Glac­i­er Peak, our objec­tive this trip, is the most remote of Washington’s vol­ca­noes. It is a place of beau­ty, soli­tude, and per­fect kite fly­ing weath­er. For us, the trip up Glac­i­er Peak was also a chance to raise mon­ey for a wor­thy cause, and the oppor­tu­ni­ty for one mem­ber of our team to final­ly com­plete his goal, start­ed in the 1980s, to climb all of the north­west volcanoes. 

Walk­ing toward White Pass.

After a morn­ing of gear checks and dri­ving, our crew of Tom, Joe, and Ken start­ed off on the North Fork of the Sauk trail through mas­sive old growth towards camp 1. After five miles of flat easy walk­ing the trail steep­ened and we began fol­low­ing an avalanche path upward. Lupine, Indi­an Paint­brush and Fire­weed sur­round­ed us as we ascend­ed a series of switch­backs towards White pass. As we neared our camp, Sloan peak came into view set against a fore­ground of alpine wild­flow­ers. Upon arriv­ing at camp, we set­tled in, ate din­ner and went to bed look­ing for­ward to our first glimpses of the moun­tain the next day.
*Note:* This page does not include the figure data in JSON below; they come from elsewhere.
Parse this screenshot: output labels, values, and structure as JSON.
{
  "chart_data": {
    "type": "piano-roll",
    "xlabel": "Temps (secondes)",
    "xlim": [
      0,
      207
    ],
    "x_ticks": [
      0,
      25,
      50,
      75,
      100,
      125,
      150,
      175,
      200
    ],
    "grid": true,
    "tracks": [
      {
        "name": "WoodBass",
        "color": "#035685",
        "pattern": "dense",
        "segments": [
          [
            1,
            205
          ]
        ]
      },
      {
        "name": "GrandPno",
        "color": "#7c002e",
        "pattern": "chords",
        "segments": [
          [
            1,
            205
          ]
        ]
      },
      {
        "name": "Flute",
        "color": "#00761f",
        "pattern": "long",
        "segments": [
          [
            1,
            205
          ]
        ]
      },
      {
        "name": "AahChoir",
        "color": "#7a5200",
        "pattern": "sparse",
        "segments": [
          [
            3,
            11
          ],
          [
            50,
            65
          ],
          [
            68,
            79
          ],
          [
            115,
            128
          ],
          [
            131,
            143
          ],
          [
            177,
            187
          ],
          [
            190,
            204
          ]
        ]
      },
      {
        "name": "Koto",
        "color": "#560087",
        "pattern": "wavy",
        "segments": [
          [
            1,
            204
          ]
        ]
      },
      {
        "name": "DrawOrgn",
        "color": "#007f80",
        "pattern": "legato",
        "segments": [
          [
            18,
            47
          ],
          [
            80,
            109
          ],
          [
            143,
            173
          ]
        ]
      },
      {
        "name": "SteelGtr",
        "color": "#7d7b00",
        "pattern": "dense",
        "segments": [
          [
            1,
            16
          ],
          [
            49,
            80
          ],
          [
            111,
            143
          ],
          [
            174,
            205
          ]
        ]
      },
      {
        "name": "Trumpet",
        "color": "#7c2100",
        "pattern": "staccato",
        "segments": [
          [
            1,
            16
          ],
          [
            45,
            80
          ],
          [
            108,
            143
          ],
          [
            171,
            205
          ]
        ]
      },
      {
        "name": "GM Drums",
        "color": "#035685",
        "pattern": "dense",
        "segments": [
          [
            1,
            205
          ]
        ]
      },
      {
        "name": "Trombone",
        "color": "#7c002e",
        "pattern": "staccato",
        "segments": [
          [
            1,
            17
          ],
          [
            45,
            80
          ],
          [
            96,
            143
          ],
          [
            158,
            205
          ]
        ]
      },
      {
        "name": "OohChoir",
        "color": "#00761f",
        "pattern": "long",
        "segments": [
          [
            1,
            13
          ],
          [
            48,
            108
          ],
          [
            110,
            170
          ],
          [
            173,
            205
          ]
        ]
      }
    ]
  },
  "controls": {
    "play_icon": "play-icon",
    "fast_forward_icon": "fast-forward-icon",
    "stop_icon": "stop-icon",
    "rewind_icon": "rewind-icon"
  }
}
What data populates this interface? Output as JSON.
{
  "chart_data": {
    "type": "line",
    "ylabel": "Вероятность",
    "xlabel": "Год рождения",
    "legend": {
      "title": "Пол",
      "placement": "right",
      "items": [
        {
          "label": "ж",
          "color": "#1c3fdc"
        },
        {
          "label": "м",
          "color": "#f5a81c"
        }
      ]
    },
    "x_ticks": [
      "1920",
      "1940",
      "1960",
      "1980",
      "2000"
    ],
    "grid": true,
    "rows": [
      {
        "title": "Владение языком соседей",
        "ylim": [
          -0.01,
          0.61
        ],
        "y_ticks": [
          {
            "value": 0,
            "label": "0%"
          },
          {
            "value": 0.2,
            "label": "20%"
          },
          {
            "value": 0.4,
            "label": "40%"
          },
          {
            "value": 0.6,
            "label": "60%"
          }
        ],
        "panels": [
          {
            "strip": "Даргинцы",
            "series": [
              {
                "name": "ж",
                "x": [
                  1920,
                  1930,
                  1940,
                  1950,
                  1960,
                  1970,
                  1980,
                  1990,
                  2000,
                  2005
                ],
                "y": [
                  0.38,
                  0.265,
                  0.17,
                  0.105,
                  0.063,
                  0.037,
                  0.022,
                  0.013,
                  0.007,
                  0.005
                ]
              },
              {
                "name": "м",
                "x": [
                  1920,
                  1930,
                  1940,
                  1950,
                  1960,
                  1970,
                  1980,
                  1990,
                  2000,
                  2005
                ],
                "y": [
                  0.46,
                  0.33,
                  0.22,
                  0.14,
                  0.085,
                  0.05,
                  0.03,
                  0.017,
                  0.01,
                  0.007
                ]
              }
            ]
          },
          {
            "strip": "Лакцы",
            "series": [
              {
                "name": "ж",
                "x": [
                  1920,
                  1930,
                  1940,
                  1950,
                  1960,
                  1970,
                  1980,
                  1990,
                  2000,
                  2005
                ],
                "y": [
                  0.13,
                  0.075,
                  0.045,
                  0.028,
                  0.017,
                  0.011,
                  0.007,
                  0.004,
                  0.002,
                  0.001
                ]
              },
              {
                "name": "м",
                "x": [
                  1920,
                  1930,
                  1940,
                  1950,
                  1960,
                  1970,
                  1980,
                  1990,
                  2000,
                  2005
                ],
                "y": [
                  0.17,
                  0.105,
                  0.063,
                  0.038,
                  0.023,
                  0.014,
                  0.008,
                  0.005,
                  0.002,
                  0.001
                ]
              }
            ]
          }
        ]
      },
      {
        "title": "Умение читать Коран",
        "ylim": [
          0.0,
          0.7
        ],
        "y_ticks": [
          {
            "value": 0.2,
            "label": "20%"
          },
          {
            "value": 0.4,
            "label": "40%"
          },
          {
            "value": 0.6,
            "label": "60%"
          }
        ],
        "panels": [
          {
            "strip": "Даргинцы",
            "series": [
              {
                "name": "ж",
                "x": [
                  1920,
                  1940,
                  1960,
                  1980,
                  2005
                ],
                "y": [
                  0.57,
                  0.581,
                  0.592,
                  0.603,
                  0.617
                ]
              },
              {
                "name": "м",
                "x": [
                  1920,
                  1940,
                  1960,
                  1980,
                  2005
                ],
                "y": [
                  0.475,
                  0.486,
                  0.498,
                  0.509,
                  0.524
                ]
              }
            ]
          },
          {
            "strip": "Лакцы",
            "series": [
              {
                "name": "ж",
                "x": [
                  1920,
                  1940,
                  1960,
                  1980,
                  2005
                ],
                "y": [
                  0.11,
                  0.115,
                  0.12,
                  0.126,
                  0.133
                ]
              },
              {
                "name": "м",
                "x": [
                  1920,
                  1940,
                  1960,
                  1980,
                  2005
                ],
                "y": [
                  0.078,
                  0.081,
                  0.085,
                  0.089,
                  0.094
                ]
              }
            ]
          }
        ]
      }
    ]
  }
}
Tra­verse of White Moun­tain sad­dle reveal­ing Glac­i­er Peak.

The fol­low­ing morn­ing, we tra­versed to a sad­dle of White Moun­tain and were treat­ed to a per­fect­ly framed view of Glac­i­er Peak. Still over five miles from the base of the moun­tain, we pressed on and dropped down onto the White Chuck glac­i­er. This glac­i­er once cov­ered the entire basin but has now retreat­ed to a tiny cor­ner and we could cross on snow­fields to Glac­i­er Gap. Glac­i­er Gap, a ridge line between the White Chuck and Suiat­tle glac­i­ers, would be our camp for the next two nights, as we would be mak­ing our push for the sum­mit the next day. We took an after­noon nap and prepped for our sum­mit attempt the next morning.
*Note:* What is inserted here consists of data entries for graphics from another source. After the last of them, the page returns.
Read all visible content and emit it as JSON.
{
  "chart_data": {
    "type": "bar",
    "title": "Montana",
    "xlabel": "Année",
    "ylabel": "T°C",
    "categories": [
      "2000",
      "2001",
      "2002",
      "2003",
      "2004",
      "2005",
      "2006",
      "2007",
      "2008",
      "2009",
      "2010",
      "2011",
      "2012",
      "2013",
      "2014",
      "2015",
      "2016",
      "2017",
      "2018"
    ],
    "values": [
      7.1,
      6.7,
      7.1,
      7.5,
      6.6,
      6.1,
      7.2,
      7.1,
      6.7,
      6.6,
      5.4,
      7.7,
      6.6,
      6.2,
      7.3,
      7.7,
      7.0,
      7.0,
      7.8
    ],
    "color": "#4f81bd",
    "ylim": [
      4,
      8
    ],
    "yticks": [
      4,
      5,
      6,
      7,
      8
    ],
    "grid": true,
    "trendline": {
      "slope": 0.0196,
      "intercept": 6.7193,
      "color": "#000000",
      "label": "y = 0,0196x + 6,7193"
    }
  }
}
The team of Ken, Joe, and Tom.

Ken, a retired NOAA weath­er fore­cast­er, did a phe­nom­e­nal job whistling up good weath­er, and we awoke to a night full of stars. Leav­ing camp with light sum­mit packs, we ascend­ed the Ger­dine Glac­i­er to below Dis­ap­point­ment Peak and tra­versed past the rock fall of its cliffs to the Cool Glac­i­er. After com­ing up this glac­i­er, we found our­selves at the base of the pumice ridge. A short sec­tion of pumice walk­ing took us to the sum­mit. This sum­mit meant a lot to our team; for Ken, it was the final sum­mit of his goal and a great way to end three weeks of climb­ing in the Pacif­ic North­west. Tom was rais­ing mon­ey to sup­port the Alports Cen­ter and was able to get a pho­to with their flag on the sum­mit. Thanks to our con­tin­ued per­fect weath­er, we spent an hour on the sum­mit tak­ing in breath­tak­ing views of Rain­er, Shuk­san, Bak­er, and a sea of oth­er sum­mits below us. Last but not least, we found time for a cel­e­bra­to­ry kite flight!
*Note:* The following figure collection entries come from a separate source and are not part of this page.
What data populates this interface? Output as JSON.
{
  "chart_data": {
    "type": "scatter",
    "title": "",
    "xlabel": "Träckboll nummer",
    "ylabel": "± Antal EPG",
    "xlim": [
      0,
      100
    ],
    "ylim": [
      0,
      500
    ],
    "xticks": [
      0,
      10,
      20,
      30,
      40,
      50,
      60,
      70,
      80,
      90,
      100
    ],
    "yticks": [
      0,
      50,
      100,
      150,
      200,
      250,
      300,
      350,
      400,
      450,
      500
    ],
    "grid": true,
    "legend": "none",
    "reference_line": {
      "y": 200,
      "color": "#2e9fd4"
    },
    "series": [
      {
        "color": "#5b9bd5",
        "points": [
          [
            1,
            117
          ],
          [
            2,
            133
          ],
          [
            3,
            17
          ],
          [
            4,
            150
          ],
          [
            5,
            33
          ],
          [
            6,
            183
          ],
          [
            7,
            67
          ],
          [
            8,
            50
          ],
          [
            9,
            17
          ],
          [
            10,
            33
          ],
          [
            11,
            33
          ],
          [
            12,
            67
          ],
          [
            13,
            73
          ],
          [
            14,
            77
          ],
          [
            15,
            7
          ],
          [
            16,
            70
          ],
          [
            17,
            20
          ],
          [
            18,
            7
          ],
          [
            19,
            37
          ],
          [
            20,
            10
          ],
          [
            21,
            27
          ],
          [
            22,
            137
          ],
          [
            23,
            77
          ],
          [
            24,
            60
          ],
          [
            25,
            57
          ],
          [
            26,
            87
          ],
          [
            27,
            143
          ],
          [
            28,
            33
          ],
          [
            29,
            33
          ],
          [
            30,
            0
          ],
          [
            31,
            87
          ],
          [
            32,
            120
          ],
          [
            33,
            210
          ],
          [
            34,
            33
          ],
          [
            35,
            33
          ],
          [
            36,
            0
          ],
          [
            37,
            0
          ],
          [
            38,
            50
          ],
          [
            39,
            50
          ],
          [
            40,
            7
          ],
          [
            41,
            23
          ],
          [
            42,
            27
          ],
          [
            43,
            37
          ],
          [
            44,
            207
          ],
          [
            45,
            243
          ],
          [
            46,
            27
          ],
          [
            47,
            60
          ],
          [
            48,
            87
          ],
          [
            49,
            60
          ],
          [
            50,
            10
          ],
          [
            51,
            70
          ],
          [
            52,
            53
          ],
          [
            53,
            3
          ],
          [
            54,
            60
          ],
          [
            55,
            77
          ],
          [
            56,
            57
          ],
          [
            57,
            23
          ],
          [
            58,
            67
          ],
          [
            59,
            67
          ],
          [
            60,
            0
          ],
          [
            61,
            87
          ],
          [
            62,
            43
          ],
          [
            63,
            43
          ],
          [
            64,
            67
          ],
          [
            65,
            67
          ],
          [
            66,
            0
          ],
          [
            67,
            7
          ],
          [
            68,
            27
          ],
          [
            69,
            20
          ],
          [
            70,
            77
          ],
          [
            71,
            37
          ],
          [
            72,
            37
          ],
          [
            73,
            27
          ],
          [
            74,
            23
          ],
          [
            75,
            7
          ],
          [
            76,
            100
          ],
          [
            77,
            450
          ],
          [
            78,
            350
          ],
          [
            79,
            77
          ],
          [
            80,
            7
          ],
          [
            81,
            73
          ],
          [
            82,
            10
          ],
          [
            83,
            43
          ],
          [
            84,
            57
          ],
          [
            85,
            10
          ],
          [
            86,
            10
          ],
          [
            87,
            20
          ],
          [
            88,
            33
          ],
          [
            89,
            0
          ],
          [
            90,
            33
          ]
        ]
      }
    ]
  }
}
Kite fly­ing on Glac­i­er Peak.

After our descent from the sum­mit, we had the after­noon to relax and take in the beau­ti­ful scenery from Glac­i­er Gap and look back at Glac­i­er Peak. Over the next two days we head­ed out the way we had come, across glac­i­ers, through wild­flower mead­ows, and along ridge lines. At the trail­head, we hopped in the car and head­ed for home, with a well-deserved stop for burg­ers in Dar­ring­ton. Con­grat­u­la­tions to all the team and espe­cial­ly to Ken for fin­ish­ing his final north­west volcano!